I was especially moved by the museum’s special exhibition “Iconic Black Women: Ain’t I A Woman“, by Hiawatha D, an artist based in Seattle. His work and paintings highlight his story as a black man and black artist in America. His series of paintings “Iconic Black Women” shines a positive light on black women throughout past and contemporary American history: the important places they’ve occupied, and the important contributions they’ve made to human rights, music, literature, and sport. On sight of the paintings, the context, clothing, and body language may be immediately familiar. But many of the people painted don’t have faces, which allows viewers, especially young women, to see themselves in these figures, sparking and strengthening a connection between viewer and iconic black women.

I would love to see another name added to this list of iconic black women: African-Canadian Viola Desmond.

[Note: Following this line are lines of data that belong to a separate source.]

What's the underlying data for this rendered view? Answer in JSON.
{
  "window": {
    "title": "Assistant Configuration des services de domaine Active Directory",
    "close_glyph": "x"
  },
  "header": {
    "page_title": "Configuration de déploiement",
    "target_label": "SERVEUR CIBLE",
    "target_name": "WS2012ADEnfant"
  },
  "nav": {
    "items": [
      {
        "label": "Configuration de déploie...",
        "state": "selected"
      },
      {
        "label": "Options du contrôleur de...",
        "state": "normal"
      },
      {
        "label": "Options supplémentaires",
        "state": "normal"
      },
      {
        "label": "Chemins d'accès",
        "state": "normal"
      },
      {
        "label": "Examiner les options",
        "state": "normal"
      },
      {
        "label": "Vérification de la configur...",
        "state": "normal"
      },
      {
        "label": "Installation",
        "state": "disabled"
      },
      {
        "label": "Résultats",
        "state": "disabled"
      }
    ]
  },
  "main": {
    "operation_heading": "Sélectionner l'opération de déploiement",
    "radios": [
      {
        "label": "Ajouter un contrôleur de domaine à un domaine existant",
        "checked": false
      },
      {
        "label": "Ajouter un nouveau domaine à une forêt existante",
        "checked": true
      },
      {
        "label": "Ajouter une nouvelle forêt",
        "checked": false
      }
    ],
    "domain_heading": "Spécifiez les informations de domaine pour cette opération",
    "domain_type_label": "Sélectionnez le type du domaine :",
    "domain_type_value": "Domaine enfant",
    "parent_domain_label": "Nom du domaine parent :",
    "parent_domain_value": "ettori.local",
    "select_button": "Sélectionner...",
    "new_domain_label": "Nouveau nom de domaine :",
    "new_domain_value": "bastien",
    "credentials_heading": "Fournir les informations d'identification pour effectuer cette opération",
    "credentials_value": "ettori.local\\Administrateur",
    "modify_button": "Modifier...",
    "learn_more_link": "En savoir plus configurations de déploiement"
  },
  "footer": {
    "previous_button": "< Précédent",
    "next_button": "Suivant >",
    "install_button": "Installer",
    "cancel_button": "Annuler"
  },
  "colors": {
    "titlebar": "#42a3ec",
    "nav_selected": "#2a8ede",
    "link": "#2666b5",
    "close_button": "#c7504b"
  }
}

In 1940s Nova Scotia, Viola was a successful black businesswoman in the city of Halifax. In 1946, Viola Desmond was jailed, convicted, and fined for refusing to leave a whites-only area of a movie theatre. She fought unsuccessfully to have the conviction overturned. In 2010, the Lieutenant Governor of Nova Scotia, Mayann Francis (1st black person to serve in that post), posthumously pardoned Viola Desmond, removing her conviction from the historical record. In honour of her struggle, the Canadian Mint put Viola Desmond onto the face of Canada’s 10-dollar bill in 2018; she is the first black person and first Canadian woman to appear on Canadian currency in active circulation.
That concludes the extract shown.